Pursuant to the Declaratory Judgment Act, the district court may declare the "rights and other legal relations of any interested party seeking such declaration." 28 U.S.C. § 2201. The Declaratory Judgement Act is an "enabling Act, which confers discretion on the courts rather than an absolute right upon the litigant." Wilton v. Seven Falls Co., 515 U.S. 277, 287 (1995) (internal quotations omitted). While a "federal court has the discretion to decline to entertain a declaratory judgment action," in this Circuit, "the court must do so only for `good reason.'" Cont'l Cas. Co. v. Fuscardo, 35 F.3d 963, 965 (4th Cir. 1994) (citing Aetna Cas. & Surety Co. v. Quarks, 92 F.2d 321, 324 (4th Cir. 1937)). While the undersigned could assert numerous good and proper reasons for the Court not to exercise its discretionary power to entertain Defendant's Motion for Declaratory Relief, the Court can just as expeditiously address Defendant's Motion on the merits.

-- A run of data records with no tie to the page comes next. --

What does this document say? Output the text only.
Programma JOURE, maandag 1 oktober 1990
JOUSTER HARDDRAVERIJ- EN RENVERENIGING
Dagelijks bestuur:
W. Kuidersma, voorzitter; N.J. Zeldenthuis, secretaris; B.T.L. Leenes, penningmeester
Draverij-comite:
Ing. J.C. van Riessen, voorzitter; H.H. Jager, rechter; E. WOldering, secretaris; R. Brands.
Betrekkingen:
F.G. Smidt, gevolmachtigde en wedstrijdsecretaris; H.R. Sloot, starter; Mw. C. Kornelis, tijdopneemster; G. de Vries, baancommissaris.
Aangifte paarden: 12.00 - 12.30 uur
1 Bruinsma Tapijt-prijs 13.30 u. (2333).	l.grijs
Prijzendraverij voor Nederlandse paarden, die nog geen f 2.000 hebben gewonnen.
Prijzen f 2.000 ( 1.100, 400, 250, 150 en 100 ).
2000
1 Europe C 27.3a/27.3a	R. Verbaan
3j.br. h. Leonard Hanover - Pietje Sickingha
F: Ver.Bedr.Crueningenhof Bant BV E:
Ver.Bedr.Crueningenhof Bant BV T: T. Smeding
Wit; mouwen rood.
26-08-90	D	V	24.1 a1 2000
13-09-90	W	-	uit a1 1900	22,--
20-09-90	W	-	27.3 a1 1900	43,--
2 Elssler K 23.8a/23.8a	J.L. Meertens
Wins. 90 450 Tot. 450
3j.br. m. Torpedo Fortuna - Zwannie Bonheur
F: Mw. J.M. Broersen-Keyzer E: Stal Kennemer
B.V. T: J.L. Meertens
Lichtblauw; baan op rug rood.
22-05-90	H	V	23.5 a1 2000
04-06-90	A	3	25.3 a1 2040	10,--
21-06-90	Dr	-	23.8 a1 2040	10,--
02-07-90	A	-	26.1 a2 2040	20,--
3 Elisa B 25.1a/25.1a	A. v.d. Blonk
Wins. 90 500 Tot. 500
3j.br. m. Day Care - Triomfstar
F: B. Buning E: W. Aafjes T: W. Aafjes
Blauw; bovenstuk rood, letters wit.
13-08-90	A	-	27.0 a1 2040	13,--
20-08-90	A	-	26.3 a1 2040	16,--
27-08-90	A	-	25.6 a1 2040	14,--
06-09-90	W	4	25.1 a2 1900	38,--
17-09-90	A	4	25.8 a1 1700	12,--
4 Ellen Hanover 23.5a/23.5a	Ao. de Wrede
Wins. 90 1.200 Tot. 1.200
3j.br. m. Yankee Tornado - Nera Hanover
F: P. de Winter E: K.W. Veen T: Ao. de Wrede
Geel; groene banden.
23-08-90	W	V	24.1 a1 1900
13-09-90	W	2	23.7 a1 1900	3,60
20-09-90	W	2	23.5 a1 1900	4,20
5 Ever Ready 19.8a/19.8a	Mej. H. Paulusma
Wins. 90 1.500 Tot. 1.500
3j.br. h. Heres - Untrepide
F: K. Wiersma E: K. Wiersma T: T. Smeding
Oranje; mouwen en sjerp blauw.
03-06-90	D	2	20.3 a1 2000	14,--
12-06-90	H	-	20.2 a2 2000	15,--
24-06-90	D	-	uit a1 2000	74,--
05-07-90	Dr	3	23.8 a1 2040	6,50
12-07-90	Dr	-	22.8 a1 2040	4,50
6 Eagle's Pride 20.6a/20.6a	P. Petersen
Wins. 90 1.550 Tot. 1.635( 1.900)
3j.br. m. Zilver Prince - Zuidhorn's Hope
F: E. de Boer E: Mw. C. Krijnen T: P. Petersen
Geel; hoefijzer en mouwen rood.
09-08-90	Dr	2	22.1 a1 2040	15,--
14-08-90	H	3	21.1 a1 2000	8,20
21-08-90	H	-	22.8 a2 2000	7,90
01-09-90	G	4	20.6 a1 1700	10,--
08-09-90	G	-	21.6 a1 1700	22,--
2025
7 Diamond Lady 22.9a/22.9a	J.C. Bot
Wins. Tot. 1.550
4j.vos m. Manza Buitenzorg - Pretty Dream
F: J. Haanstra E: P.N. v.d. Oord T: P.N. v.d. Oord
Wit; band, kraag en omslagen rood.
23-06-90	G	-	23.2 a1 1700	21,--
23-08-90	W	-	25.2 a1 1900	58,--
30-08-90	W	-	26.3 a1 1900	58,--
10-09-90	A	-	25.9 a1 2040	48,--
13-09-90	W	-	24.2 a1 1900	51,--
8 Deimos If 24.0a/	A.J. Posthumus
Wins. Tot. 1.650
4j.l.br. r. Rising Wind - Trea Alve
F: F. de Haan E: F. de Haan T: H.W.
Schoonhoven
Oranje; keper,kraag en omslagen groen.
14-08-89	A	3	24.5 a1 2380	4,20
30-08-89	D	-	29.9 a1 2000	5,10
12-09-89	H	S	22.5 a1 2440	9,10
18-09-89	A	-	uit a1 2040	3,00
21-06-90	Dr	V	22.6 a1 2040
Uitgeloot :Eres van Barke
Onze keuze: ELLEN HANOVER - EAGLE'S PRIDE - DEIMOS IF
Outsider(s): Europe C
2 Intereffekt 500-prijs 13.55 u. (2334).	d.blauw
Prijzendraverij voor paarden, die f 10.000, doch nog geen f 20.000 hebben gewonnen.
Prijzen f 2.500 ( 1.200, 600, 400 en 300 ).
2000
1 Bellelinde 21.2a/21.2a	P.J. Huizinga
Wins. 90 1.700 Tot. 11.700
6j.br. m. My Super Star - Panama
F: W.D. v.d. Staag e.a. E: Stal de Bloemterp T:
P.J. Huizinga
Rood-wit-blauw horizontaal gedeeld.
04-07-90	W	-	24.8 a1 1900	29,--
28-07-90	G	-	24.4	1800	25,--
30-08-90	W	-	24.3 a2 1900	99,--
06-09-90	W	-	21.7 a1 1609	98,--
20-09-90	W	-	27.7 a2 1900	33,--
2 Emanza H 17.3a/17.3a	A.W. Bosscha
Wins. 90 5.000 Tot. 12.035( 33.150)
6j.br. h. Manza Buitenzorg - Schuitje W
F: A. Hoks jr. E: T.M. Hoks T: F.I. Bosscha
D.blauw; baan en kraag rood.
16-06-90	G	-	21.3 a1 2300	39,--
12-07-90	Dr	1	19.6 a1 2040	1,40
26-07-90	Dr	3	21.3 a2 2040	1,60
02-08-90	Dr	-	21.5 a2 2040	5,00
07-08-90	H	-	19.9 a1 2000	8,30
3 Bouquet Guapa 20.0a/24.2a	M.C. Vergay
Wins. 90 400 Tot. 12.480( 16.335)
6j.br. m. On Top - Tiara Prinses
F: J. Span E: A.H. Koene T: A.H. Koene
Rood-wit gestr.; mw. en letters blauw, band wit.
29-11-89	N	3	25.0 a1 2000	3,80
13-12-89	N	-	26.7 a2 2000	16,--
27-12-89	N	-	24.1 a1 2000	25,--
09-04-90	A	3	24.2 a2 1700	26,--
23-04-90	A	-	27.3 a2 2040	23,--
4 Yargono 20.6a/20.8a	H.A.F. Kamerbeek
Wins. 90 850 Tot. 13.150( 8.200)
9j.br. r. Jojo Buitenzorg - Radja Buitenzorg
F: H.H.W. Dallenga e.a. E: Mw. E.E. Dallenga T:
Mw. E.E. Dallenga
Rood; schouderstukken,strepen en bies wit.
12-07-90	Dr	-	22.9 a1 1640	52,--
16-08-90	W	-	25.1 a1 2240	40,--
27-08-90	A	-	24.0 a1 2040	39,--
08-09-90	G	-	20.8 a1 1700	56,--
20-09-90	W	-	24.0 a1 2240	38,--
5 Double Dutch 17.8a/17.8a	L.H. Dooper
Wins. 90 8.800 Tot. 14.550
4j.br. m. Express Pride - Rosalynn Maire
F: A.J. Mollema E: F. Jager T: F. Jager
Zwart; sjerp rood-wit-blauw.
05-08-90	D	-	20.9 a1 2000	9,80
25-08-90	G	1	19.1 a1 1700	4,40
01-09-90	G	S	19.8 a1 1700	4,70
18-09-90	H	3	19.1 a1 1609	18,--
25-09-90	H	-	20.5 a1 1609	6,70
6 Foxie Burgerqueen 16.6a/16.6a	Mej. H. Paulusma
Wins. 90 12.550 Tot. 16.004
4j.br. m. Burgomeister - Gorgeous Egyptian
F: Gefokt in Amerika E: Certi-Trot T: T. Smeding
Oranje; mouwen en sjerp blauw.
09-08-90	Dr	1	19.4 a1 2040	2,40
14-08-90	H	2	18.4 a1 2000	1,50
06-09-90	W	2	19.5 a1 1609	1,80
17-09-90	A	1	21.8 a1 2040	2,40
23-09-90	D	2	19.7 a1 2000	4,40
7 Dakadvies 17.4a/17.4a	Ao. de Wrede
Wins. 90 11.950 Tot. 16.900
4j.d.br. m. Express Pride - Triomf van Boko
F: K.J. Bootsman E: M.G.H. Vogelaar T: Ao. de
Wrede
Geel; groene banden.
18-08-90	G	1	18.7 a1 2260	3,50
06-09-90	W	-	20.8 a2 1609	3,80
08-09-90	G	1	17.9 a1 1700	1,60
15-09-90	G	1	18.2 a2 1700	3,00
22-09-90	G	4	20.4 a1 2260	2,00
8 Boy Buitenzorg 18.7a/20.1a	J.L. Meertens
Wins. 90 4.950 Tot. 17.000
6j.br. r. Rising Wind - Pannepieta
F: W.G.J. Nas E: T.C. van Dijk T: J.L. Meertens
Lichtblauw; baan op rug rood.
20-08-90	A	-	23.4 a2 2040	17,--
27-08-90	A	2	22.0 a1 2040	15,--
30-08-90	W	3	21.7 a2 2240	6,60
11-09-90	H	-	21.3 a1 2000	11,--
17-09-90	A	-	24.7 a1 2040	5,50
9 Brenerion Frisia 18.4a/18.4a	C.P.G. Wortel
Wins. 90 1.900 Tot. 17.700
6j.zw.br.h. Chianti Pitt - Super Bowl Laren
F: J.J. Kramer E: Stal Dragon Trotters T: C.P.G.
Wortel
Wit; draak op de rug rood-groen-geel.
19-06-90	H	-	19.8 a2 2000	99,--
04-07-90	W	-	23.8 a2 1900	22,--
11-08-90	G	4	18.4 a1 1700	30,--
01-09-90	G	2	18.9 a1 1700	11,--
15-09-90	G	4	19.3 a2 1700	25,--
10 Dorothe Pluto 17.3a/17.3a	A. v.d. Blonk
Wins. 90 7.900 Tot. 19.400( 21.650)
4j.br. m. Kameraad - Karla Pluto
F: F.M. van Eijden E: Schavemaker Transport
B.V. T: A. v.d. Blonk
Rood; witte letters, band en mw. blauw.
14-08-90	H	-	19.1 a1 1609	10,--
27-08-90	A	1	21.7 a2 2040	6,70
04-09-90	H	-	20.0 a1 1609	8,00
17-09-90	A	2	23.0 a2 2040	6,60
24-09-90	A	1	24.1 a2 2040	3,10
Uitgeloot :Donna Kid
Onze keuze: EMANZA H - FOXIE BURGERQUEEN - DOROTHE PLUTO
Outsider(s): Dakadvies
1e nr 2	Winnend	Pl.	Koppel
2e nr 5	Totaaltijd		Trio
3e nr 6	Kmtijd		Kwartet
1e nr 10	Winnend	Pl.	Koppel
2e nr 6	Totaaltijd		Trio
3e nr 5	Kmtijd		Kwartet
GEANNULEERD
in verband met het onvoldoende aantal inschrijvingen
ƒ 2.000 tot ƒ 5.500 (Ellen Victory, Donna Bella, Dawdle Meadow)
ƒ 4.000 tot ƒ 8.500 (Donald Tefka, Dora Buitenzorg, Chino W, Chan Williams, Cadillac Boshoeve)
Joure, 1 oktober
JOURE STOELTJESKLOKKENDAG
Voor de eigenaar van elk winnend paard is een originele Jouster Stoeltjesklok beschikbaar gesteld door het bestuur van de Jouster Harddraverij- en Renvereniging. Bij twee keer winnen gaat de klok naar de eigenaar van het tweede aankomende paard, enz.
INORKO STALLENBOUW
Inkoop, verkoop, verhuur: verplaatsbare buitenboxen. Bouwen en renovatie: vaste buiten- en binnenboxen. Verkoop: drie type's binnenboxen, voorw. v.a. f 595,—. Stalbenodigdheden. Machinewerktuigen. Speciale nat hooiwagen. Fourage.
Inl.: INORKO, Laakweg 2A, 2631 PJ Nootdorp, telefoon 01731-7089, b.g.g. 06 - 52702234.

The gravamen of Defendant's Motion is that the orders and decisions issued by GSA contracting Officers violated Section 605(a) of the Contract Disputes Act because the decisions failed to "advise Defendant of his due process rights to the entitlement for obtaining judicial review and/or the remedy to appeal the adverse GSA Contracting Officer's Final Administrative Decision or Order." (Docket Entry 8 at 7-8.) What Defendant misses in his Motion seeking Declaratory Relief and Motions for Injunctive Relief is that the Order of Restitution and the Writ of Continuing Garnishment are solely a part of the criminal judgment; thus, even if a reviewing court found some flaw in the administrative process for which Defendant continues to complain for nearly 20 years, it would have no effect on the criminal case for which he was convicted and ordered to pay restitution. Defendant's contention that the criminal proceeding which resulted in the Order of Restitution is somehow flawed because of some alleged irregularities in the administrative process is without merit. As previously stated, Defendant's conviction and judgment has been reviewed and affirmed. Defendant's pleadings pursuant to the Declaratory Judgment Act and the Injunctive Relief he seeks are merely additional collateral attacks upon his criminal conviction upon which he disagrees and has sought to have it set aside many times without success.